What if the future isn’t remote? What if it’s a hybrid, remote-first, flexible working operating model that encourages trust, clarity of purpose, free reign and a 4-hr work day?
In today’s episode we chat to Jean-Pierre Levieux, founder of Holisteam, about the benefits of thinking of remote as an operating model & mindset rather than a people management model.
JP is neither remote nor co-located: he works really fluidly with his clients in a way that transcends either a co-located or remote culture. His ‘working model’ adapts to the client, what’s enjoyable, what’s efficient — basically what makes the most sense to create the agreed outcomes and outputs, or as he puts it, the deliverables.
Holisteam is in the business of positive transformation management company: they are a team of experts with a diverse skill set that focus on what has a positive impact inside companies to the benefit of employees, customers, stakeholders and the planet.

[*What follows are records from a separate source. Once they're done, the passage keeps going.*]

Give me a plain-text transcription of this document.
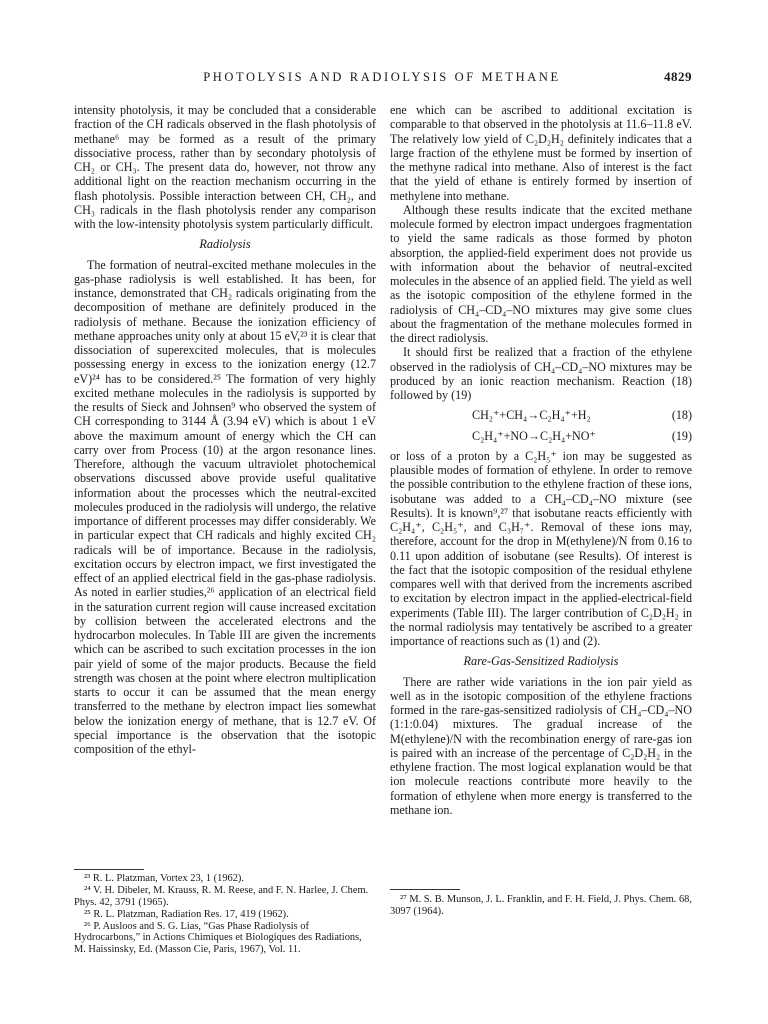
PHOTOLYSIS AND RADIOLYSIS OF METHANE	4829

intensity photolysis, it may be concluded that a considerable fraction of the CH radicals observed in the flash photolysis of methane⁶ may be formed as a result of the primary dissociative process, rather than by secondary photolysis of CH₂ or CH₃. The present data do, however, not throw any additional light on the reaction mechanism occurring in the flash photolysis. Possible interaction between CH, CH₂, and CH₃ radicals in the flash photolysis render any comparison with the low-intensity photolysis system particularly difficult.

Radiolysis

The formation of neutral-excited methane molecules in the gas-phase radiolysis is well established. It has been, for instance, demonstrated that CH₂ radicals originating from the decomposition of methane are definitely produced in the radiolysis of methane. Because the ionization efficiency of methane approaches unity only at about 15 eV,²³ it is clear that dissociation of superexcited molecules, that is molecules possessing energy in excess to the ionization energy (12.7 eV)²⁴ has to be considered.²⁵ The formation of very highly excited methane molecules in the radiolysis is supported by the results of Sieck and Johnsen⁹ who observed the system of CH corresponding to 3144 Å (3.94 eV) which is about 1 eV above the maximum amount of energy which the CH can carry over from Process (10) at the argon resonance lines. Therefore, although the vacuum ultraviolet photochemical observations discussed above provide useful qualitative information about the processes which the neutral-excited molecules produced in the radiolysis will undergo, the relative importance of different processes may differ considerably. We in particular expect that CH radicals and highly excited CH₂ radicals will be of importance. Because in the radiolysis, excitation occurs by electron impact, we first investigated the effect of an applied electrical field in the gas-phase radiolysis. As noted in earlier studies,²⁶ application of an electrical field in the saturation current region will cause increased excitation by collision between the accelerated electrons and the hydrocarbon molecules. In Table III are given the increments which can be ascribed to such excitation processes in the ion pair yield of some of the major products. Because the field strength was chosen at the point where electron multiplication starts to occur it can be assumed that the mean energy transferred to the methane by electron impact lies somewhat below the ionization energy of methane, that is 12.7 eV. Of special importance is the observation that the isotopic composition of the ethyl-

ene which can be ascribed to additional excitation is comparable to that observed in the photolysis at 11.6–11.8 eV. The relatively low yield of C₂D₂H₂ definitely indicates that a large fraction of the ethylene must be formed by insertion of the methyne radical into methane. Also of interest is the fact that the yield of ethane is entirely formed by insertion of methylene into methane.

Although these results indicate that the excited methane molecule formed by electron impact undergoes fragmentation to yield the same radicals as those formed by photon absorption, the applied-field experiment does not provide us with information about the behavior of neutral-excited molecules in the absence of an applied field. The yield as well as the isotopic composition of the ethylene formed in the radiolysis of CH₄–CD₄–NO mixtures may give some clues about the fragmentation of the methane molecules formed in the direct radiolysis.

It should first be realized that a fraction of the ethylene observed in the radiolysis of CH₄–CD₄–NO mixtures may be produced by an ionic reaction mechanism. Reaction (18) followed by (19)

CH₂⁺+CH₄→C₂H₄⁺+H₂	(18)
C₂H₄⁺+NO→C₂H₄+NO⁺	(19)

or loss of a proton by a C₂H₅⁺ ion may be suggested as plausible modes of formation of ethylene. In order to remove the possible contribution to the ethylene fraction of these ions, isobutane was added to a CH₄–CD₄–NO mixture (see Results). It is known⁹,²⁷ that isobutane reacts efficiently with C₂H₄⁺, C₂H₅⁺, and C₃H₇⁺. Removal of these ions may, therefore, account for the drop in M(ethylene)/N from 0.16 to 0.11 upon addition of isobutane (see Results). Of interest is the fact that the isotopic composition of the residual ethylene compares well with that derived from the increments ascribed to excitation by electron impact in the applied-electrical-field experiments (Table III). The larger contribution of C₂D₂H₂ in the normal radiolysis may tentatively be ascribed to a greater importance of reactions such as (1) and (2).

Rare-Gas-Sensitized Radiolysis

There are rather wide variations in the ion pair yield as well as in the isotopic composition of the ethylene fractions formed in the rare-gas-sensitized radiolysis of CH₄–CD₄–NO (1:1:0.04) mixtures. The gradual increase of the M(ethylene)/N with the recombination energy of rare-gas ion is paired with an increase of the percentage of C₂D₂H₂ in the ethylene fraction. The most logical explanation would be that ion molecule reactions contribute more heavily to the formation of ethylene when more energy is transferred to the methane ion.

²³ R. L. Platzman, Vortex 23, 1 (1962).

²⁴ V. H. Dibeler, M. Krauss, R. M. Reese, and F. N. Harlee, J. Chem. Phys. 42, 3791 (1965).

²⁵ R. L. Platzman, Radiation Res. 17, 419 (1962).

²⁶ P. Ausloos and S. G. Lias, “Gas Phase Radiolysis of Hydrocarbons,” in Actions Chimiques et Biologiques des Radiations, M. Haissinsky, Ed. (Masson Cie, Paris, 1967), Vol. 11.

²⁷ M. S. B. Munson, J. L. Franklin, and F. H. Field, J. Phys. Chem. 68, 3097 (1964).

I hope you enjoy it.
Highlights from this episode include:
Designing your work style is about knowing what you need personally, and how you want to work professionally
“What I felt was that being in a position where I can have freedom to move, I can manage my agenda, and I can work as a team, with a team, which is not necessarily in front of me, but where I could collaborate with the actual the best people in a specific discipline or for a specific moment in a project.”
Remote is a mindset that helps you create the perfect conditions to achieve your goal
“It’s not really a model, it’s really a mindset is how you create condition to be creative, to be very interacting to avoid any constraints that maybe will slow your project or, or get your creativity down.”
It’s becoming more important for leadership to listen to individuals & be very precise about their expectations & why
“I think we are finding out that in the remote work environment the individual connection with the people is becoming more and more critical, because you can’t control people, so you have to listen to them. You have to inspire them, you have to be very precise on what you expect, which role they will do, what will be the impact. And at the end of the day, what collectively you will be building…. In a remote environment, it has to be more precise.”
Working remotely is about maximising efficiency & enjoyability
“The beauty of the model is I don’t know have to be somewhere to be working or to be seen somewhere to be considered as working. We are focusing on the deliverable. So technology has nothing to do with it. Is it remote, not remote, that’s not really the question. It’s really about the emotional connection and the pleasure to work together, and the clarity on what we do together. And make sure that we don’t burn people’s personal time with something that we can do ourselves separately. That’s the kind of key things I’m trying to apply to myself.”
The remote model thrives on clarity & trust versus control
“… in terms of trust, we are used to giving trust if we think the other deserves the trust. But what if we give trust and so people can be trustworthy. They kind of know themselves, to accept this trust and then be focused, be engaged and stuff like that. So I think here, the big bencher that will live in maybe or the big trap they will not want to fall into is to make confusion between clarity and control.”